Responding to these developments, this BFE/RMA study day seeks to foster dialogue between musicologists and ethnomusicologists who are interested in the online mediation of music and novel methodological approaches that support its study. How is the Internet involved in the formation of musical and political subjects? What can we learn from online interactions between artists and fans, performers and audiences? Why have musical memes become a contagious aspect of popular culture in the current decade? In what ways does the Internet afford renewed interest in music making among large corporations? Who are the users that make use of the musical web, and on whose terms do they play and listen?
We invite proposals for papers of 20-minutes, which will each be followed by 10 minutes of discussion. The keynote address will be given by Professor Georgina Born and the day will conclude with a roundtable on digital research methodologies.
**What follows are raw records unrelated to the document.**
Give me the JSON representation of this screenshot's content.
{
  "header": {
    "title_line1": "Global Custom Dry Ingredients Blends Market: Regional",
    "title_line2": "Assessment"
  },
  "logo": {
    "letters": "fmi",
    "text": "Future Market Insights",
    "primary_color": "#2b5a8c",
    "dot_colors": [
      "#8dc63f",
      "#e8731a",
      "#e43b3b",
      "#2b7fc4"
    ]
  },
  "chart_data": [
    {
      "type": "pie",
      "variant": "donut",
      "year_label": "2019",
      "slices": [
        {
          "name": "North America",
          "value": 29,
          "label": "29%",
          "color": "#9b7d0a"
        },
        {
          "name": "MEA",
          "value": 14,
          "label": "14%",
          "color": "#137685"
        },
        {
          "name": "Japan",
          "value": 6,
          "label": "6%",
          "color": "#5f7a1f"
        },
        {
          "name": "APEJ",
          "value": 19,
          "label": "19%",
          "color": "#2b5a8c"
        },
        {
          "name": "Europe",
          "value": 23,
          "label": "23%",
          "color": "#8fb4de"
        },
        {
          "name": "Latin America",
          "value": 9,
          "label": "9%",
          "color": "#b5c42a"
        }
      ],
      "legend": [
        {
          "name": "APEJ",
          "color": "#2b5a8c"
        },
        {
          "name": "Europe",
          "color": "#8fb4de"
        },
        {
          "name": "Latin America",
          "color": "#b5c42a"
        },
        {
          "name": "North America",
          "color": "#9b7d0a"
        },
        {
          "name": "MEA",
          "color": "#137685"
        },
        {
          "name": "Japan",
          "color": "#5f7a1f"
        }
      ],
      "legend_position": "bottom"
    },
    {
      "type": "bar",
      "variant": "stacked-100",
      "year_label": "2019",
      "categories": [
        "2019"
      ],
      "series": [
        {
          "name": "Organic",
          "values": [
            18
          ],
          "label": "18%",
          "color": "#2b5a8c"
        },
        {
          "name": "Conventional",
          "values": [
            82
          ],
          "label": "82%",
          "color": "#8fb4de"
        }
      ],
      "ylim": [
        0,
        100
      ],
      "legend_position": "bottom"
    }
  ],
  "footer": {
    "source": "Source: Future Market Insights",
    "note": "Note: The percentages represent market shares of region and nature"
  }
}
We particularly welcome papers by graduate students and early career researchers.
Prospective paper topics may include (but are not limited to):
· The online consumption of music: YouTube, Spotify, SoundCloud, etc.
· The transformation of music economies and the emergence of the digital music commodity
· Emancipation, control, and the politics of Internet use
· The materialities and social meanings of digital music technologies
· Online communities and the construction of celebrity personae
· Internet-mediated music genres
· Interdisciplinary approaches to musical memes and user-generated content
· The use of smartphones for music creation and dissemination
· Internet piracy and reconfigurations of Intellectual Property
· Digital methodologies: using the Internet for ethnographic and musicological inquiry
Paper titles and abstracts of 250 words should be sent to musicinternetoxford@gmail.com by 9th September 2018. Notification of acceptance will be sent by 7th October 2018. For more information, please see the conference website: https://musicinternetoxford.wordpress.com.
Programme Committee: Pablo Infante-Amate (University of Oxford), Edward Spencer (University of Oxford), Georgina Born (University of Oxford), Eric Clarke (University of Oxford).